This section is from the book "Hygiene Of The Nursery", by Louis Starr. Also available from Amazon: Hygiene of the nursery.
Hunger and appetite must not be regarded as synonymous terms. The former is the craving of all the tissues of the body for nutritive material, or food, and is expressed by a sinking or craving sensation in the stomach. The latter, on the other hand, though it is certainly an attendant of hunger, is simply a sensation of the desire for something with a food-taste, having its seat in the mouth and surrounding parts. Appetite having its post, as it were, at the entrance of the stomach, may be regarded as a gate-keeper to supervise everything presented for entrance and to reject all that may be injurious either to the stomach or the general economy.
Like its analogue the gate-keper, the trust-worthiness of the appetite may be destroyed by overindulgence and bad habits. Under the last head come the constant administration of too much or too little food, the use of overrich food and irregularity in meal hours.
A healthy appetite - that is, one that leads a child to consume with enjoyment the food set before him - may be encouraged by muscular and mental exercise; by contentment; by regular habits as to the hours of eating; by the use of plain food only, and by varying the food, in a greater or less degree, according to the age. If the quantity of food consumed at the regular meals does not come up to the parent's standard of sufficiency, it does nothing but harm to resort to too dainty feeding and to an encouragement to eat between meals.
There can be no question that a good appetite is a useful as well as a pleasant faculty for a child to possess, for there is no doubt that food eaten with relish is much better digested and therefore more serviceable in nutrition than that which is simply crowded into the stomach.

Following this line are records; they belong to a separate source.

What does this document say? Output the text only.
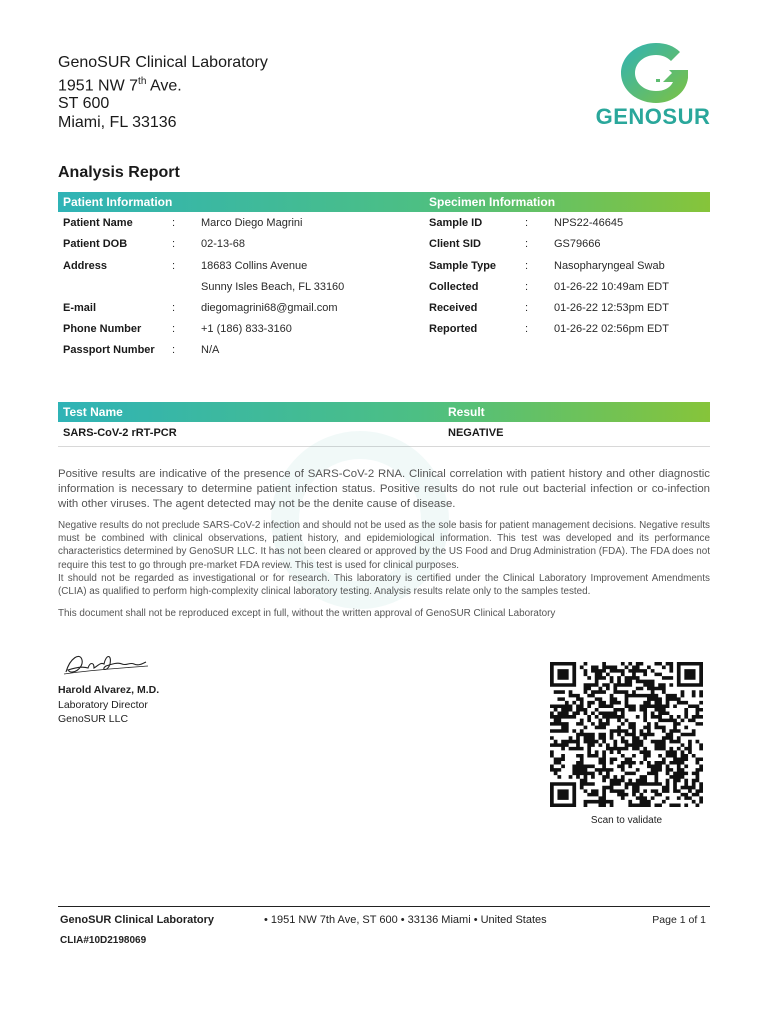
GenoSUR Clinical Laboratory
1951 NW 7th Ave.
ST 600
Miami, FL 33136	GENOSUR
Analysis Report
Patient Information	Specimen Information
Patient Name	: Marco Diego Magrini
Patient DOB	: 02-13-68
Address	: 18683 Collins Avenue
Sunny Isles Beach, FL 33160
E-mail	: diegomagrini68@gmail.com
Phone Number	: +1 (186) 833-3160
Passport Number : N/A
Sample ID	: NPS22-46645
Client SID	: GS79666
Sample Type	: Nasopharyngeal Swab
Collected	: 01-26-22 10:49am EDT
Received	: 01-26-22 12:53pm EDT
Reported	: 01-26-22 02:56pm EDT
Test Name	Result
SARS-CoV-2 rRT-PCR	NEGATIVE
Positive results are indicative of the presence of SARS-CoV-2 RNA. Clinical correlation with patient history and other diagnostic information is necessary to determine patient infection status. Positive results do not rule out bacterial infection or co-infection with other viruses. The agent detected may not be the denite cause of disease.
Negative results do not preclude SARS-CoV-2 infection and should not be used as the sole basis for patient management decisions. Negative results must be combined with clinical observations, patient history, and epidemiological information. This test was developed and its performance characteristics determined by GenoSUR LLC. It has not been cleared or approved by the US Food and Drug Administration (FDA). The FDA does not require this test to go through pre-market FDA review. This test is used for clinical purposes.
It should not be regarded as investigational or for research. This laboratory is certified under the Clinical Laboratory Improvement Amendments (CLIA) as qualified to perform high-complexity clinical laboratory testing. Analysis results relate only to the samples tested.
This document shall not be reproduced except in full, without the written approval of GenoSUR Clinical Laboratory
Harold Alvarez, M.D.
Laboratory Director
GenoSUR LLC
Scan to validate
GenoSUR Clinical Laboratory
CLIA#10D2198069
• 1951 NW 7th Ave, ST 600 • 33136 Miami • United States	Page 1 of 1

Examples of Variations in Disease. - Loss of appetite is encountered in febrile attacks and in acute disorders of the stomach. Inordinate appetite, on the contrary, is usually met with when too strong food has been administered. Here the increased hunger is due to the fact that the food administered, while it may be very rich in nutritive properties, is ill-adapted to the delicate digestive power of early life, and thus, by not being properly prepared for absorption, places the child in the anomalous position of starving in the midst of plenty. In more advanced children gluttony may depend upon gastric irritation, a condition which often leads older and presumably wiser heads to over-indulgence at table.